From Meta, a Wikimedia project coordination wiki

The OmegaWiki data design defines all the functionalities that we would like to have in OmegaWiki. However, for many it is a rather daunting picture to look at. The purpose of this article is two things; it will define modules that can be implemented seperately as part of the buildup to the full functionality of the UW. The second purpose is to aid in understanding the data design and its functionality.

The core and the thesaurus functionality will be the first ones to be implemented.

Core functionality[edit]

This is the absolute bare minimum.

They are the tables Language, Expression, Word, Syntrans, Meaning, and MeaningText There is a relation from Language to Language to indicate orthographies and dialects.

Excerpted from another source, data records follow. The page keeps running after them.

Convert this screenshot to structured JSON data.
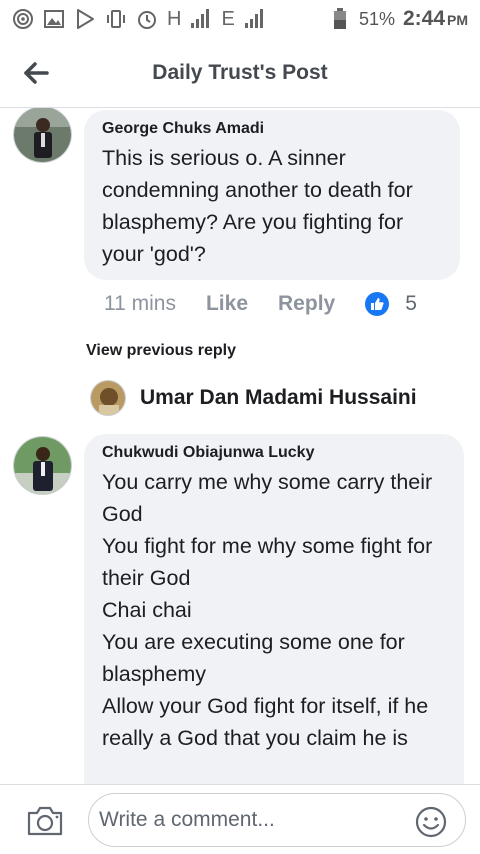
{
  "status_bar": {
    "battery": "51%",
    "time": "2:44",
    "ampm": "PM",
    "network_1": "H",
    "network_2": "E",
    "icons": [
      "hotspot-icon",
      "image-icon",
      "play-store-icon",
      "vibrate-icon",
      "alarm-icon",
      "signal-icon",
      "signal-icon",
      "battery-icon"
    ]
  },
  "header": {
    "title": "Daily Trust's Post",
    "back_icon": "back-arrow-icon"
  },
  "comments": [
    {
      "author": "George Chuks Amadi",
      "text": "This is serious o. A  sinner condemning another to death for blasphemy? Are you fighting for your 'god'?",
      "time": "11 mins",
      "like_label": "Like",
      "reply_label": "Reply",
      "reaction_count": "5"
    }
  ],
  "view_previous_reply": "View previous reply",
  "reply_preview": {
    "name": "Umar Dan Madami Hussaini"
  },
  "reply_comment": {
    "author": "Chukwudi Obiajunwa Lucky",
    "lines": [
      "You carry me why some carry their God",
      "You fight for me why some fight for their God",
      "Chai chai",
      "You are executing some one for blasphemy",
      "Allow your God fight for itself, if he really a God that you claim he is"
    ]
  },
  "composer": {
    "placeholder": "Write a comment...",
    "camera_icon": "camera-icon",
    "emoji_icon": "emoji-icon"
  },
  "colors": {
    "facebook_blue": "#1877f2",
    "bubble": "#f0f2f5",
    "muted_text": "#8d949e"
  }
}
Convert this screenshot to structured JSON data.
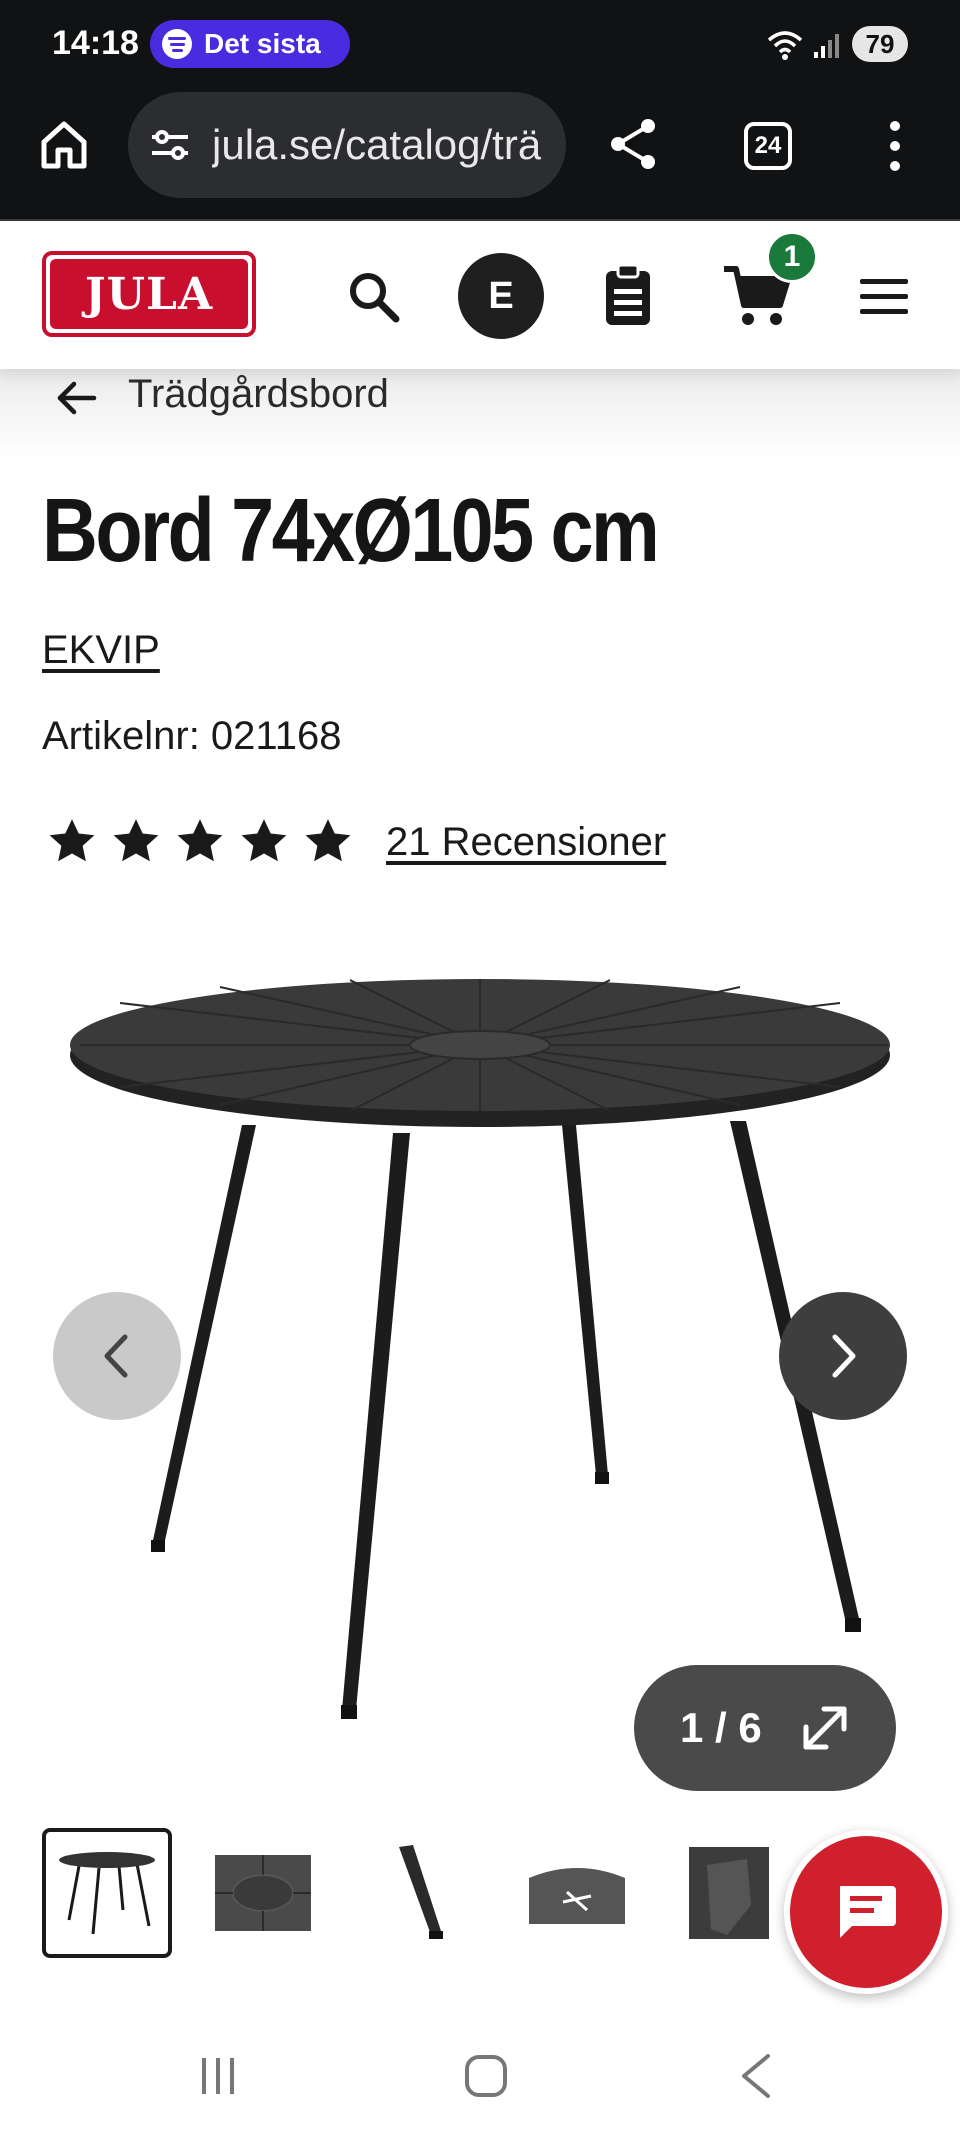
{
  "status_bar": {
    "time": "14:18",
    "media_label": "Det sista",
    "battery": "79"
  },
  "browser": {
    "url": "jula.se/catalog/trä",
    "tab_count": "24"
  },
  "header": {
    "logo_text": "JULA",
    "account_initial": "E",
    "cart_count": "1"
  },
  "breadcrumb": {
    "label": "Trädgårdsbord"
  },
  "product": {
    "title": "Bord 74xØ105 cm",
    "brand": "EKVIP",
    "article": "Artikelnr: 021168",
    "rating_stars": 5,
    "reviews": "21 Recensioner"
  },
  "gallery": {
    "counter": "1 / 6",
    "thumbnails": [
      "table-full",
      "tabletop-top",
      "leg-detail",
      "tabletop-underside",
      "leg-mount"
    ]
  },
  "colors": {
    "brand_red": "#c8102e",
    "badge_green": "#1a7a3c",
    "chat_red": "#d0202e",
    "browser_dark": "#111214"
  }
}
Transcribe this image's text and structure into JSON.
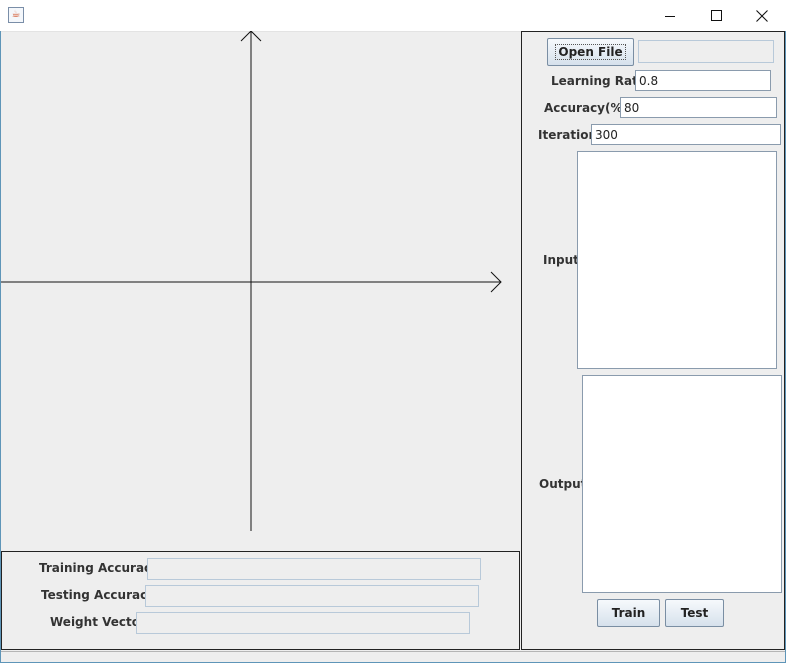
{
  "window": {
    "app_icon": "java-cup-icon",
    "controls": {
      "minimize": "minimize-icon",
      "maximize": "maximize-icon",
      "close": "close-icon"
    }
  },
  "plot": {
    "x_axis": "arrow-right",
    "y_axis": "arrow-up"
  },
  "results": {
    "training_accuracy": {
      "label": "Training Accuracy",
      "value": ""
    },
    "testing_accuracy": {
      "label": "Testing Accuracy",
      "value": ""
    },
    "weight_vector": {
      "label": "Weight Vector",
      "value": ""
    }
  },
  "controls": {
    "open_file": {
      "label": "Open File",
      "path": ""
    },
    "learning_rate": {
      "label": "Learning Rate",
      "value": "0.8"
    },
    "accuracy": {
      "label": "Accuracy(%)",
      "value": "80"
    },
    "iteration": {
      "label": "Iteration",
      "value": "300"
    },
    "input": {
      "label": "Input",
      "value": ""
    },
    "output": {
      "label": "Output",
      "value": ""
    },
    "train": {
      "label": "Train"
    },
    "test": {
      "label": "Test"
    }
  },
  "colors": {
    "background": "#eeeeee",
    "border": "#222222",
    "window_border": "#5e95b8"
  }
}
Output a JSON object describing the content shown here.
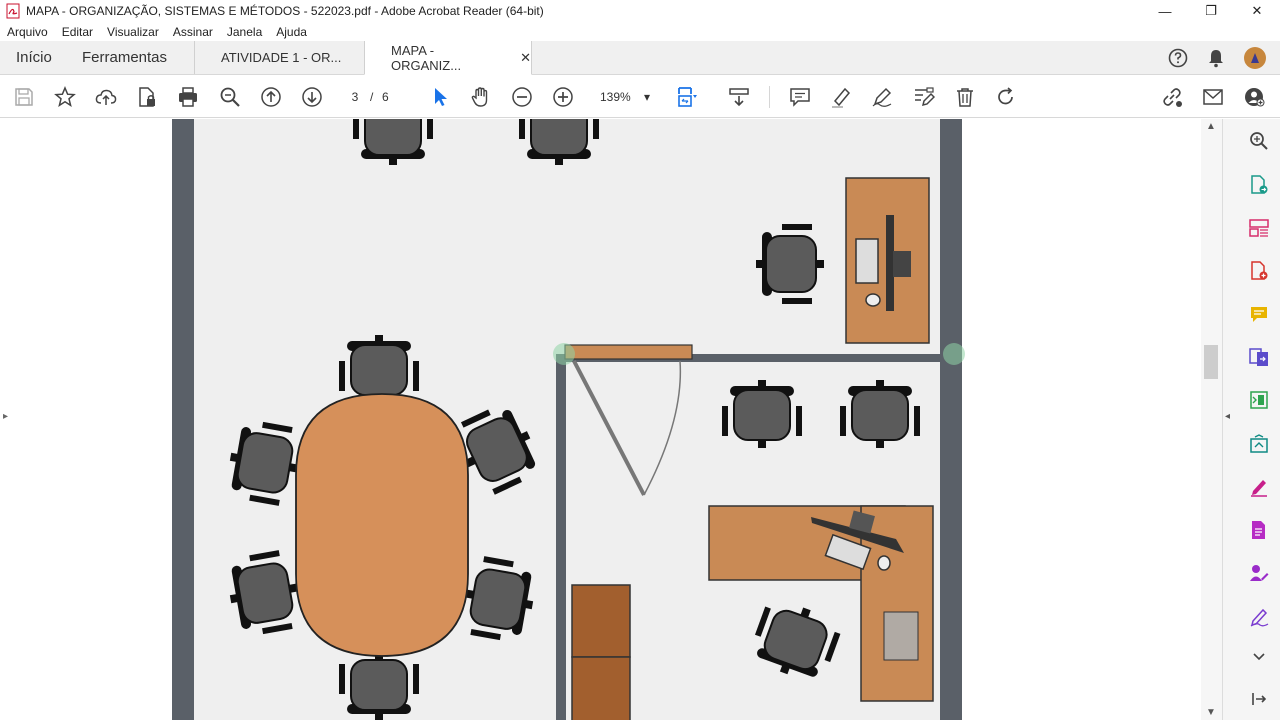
{
  "window": {
    "title": "MAPA - ORGANIZAÇÃO, SISTEMAS E MÉTODOS - 522023.pdf - Adobe Acrobat Reader (64-bit)",
    "minimize": "—",
    "maximize": "❐",
    "close": "✕"
  },
  "menu": [
    "Arquivo",
    "Editar",
    "Visualizar",
    "Assinar",
    "Janela",
    "Ajuda"
  ],
  "tabs": {
    "home": "Início",
    "tools": "Ferramentas",
    "doc1": "ATIVIDADE 1 - OR...",
    "doc2": "MAPA - ORGANIZ...",
    "close": "✕"
  },
  "toolbar": {
    "current_page": "3",
    "page_sep": "/",
    "total_pages": "6",
    "zoom": "139%",
    "zoom_caret": "▾"
  },
  "icons": {
    "help": "help-icon",
    "notifications": "bell-icon",
    "profile": "avatar"
  },
  "scroll": {
    "up": "▲",
    "down": "▼",
    "left_toggle": "▸",
    "right_toggle": "◂"
  },
  "colors": {
    "wall": "#5a6068",
    "floor": "#efefef",
    "table_fill": "#d6905a",
    "desk_fill": "#c98a55",
    "cabinet_fill": "#a25f2e",
    "chair_fill": "#5b5b5b",
    "accent_blue": "#1a73e8"
  }
}
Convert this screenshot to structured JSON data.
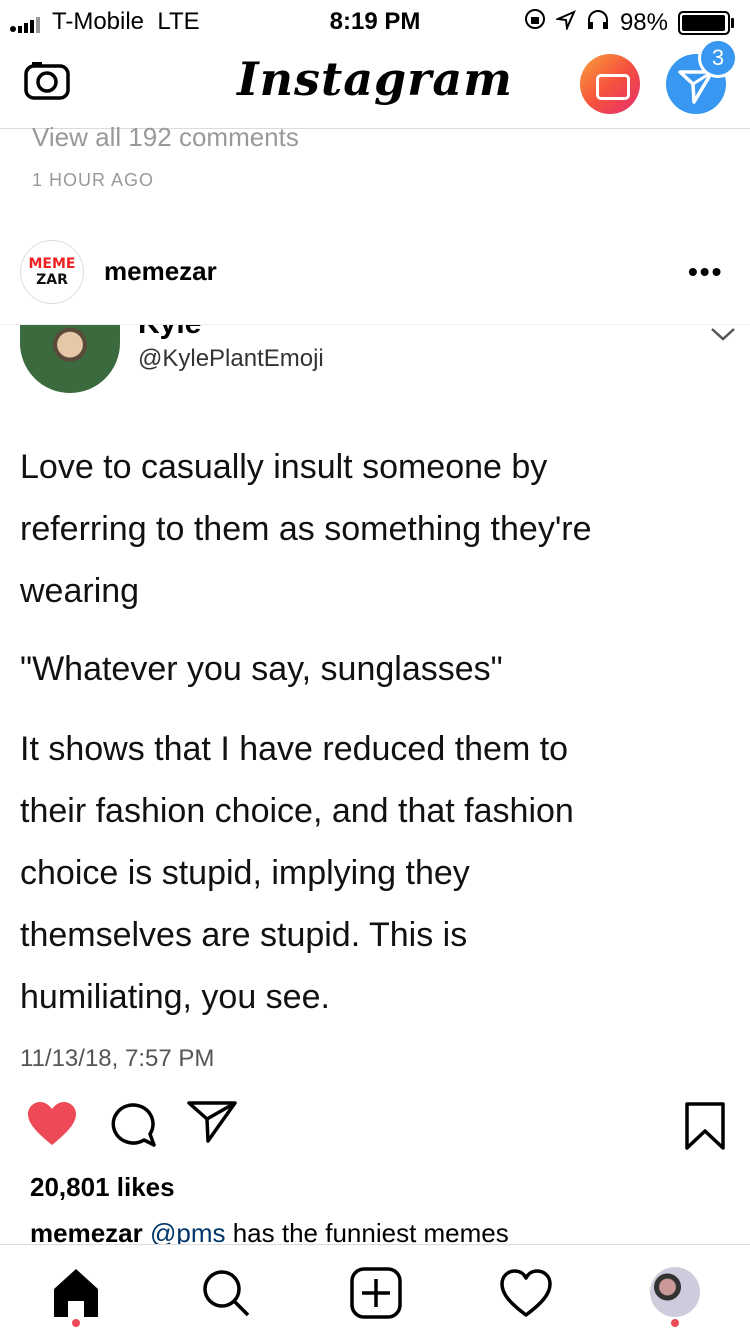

Defining languages is needed from the very start. Initially languages will be defined in English. Priority will be given to the languages that have active Wikimedia projects. Translations can be added in the languages that have been defined in English.

When fields in tables require the existence of as yet not developed functionality, these fields will not be editable in the user interface.

Thesaurus functionality[edit]

This functionality allows for the GEMET data. CollectionLanguage, Collection, CollectionMeaning, Relation, RelationType

The Relation and the RelationType table may be used in combination with the Table table.

The initial RelationTypes that will be defined will be the ones used by GEMET.

User functionality[edit]

LanguageSelection and User

The functionality of only showing content for the languages defined in the LanguageSelection can only be build once these tables exist. The user preferences will be changed to allow for the selection of languages and to allow users to inform about their ability with respect to languages.

Additional Word information[edit]

Gender, PartOfSpeech, Label, LabelType, Table

The values needed in these tables will be initially filled in English. Translations can be added in the languages that have been defined in English.

This will allow the definition of the fields Gender and PartOfSpeech in the Word table. Label will be used to label verbs as being transitive or intransitive.

Inflection information[edit]

Inflection, InflectionBox, Inflection-Word

In Inflection, possible inflection for a part of speech are defined. All possible variations for a particular part of speech have to be defined. The InflectionBox is used to define where a particular inflection is located in a grid. This table allows for the definition of labels in this grid. The inflectionbox information is used to generate a box that shows the inflections for a verb.

When an inflection is entered, and it does not exist as a Word, an Expression, a Word and a SynTrans record are created. The SynTrans record will be related to the Meaning for the "headword". There will also be a need for a meaning for the inflection itself as it does translate to other languages in a specific way.

NB This module requires the Additional Word information

Validated expression[edit]

ValidExpression, Authority, Misspelling

For the languages where an authority defines how a word is to be spelled, it is important to register what authority defined an expression as being correct and from what data untill what date these expressions were correct. Consequently expressions were considered to be wrong; these misspellings were often rehabilitated.

The Misspelling table can be used to indicate frequent misspellings for languages that do not have a spelling authority.

This functionality is paricularly important for the Dutch spelling changes that will be made public on October first 2005.

NB This module requires the Additional Word information

Etymology[edit]

Sound files[edit]

Mediafile

With all of the above modules, there should be enough information to start testing the migration of wiktionary data into the UW database.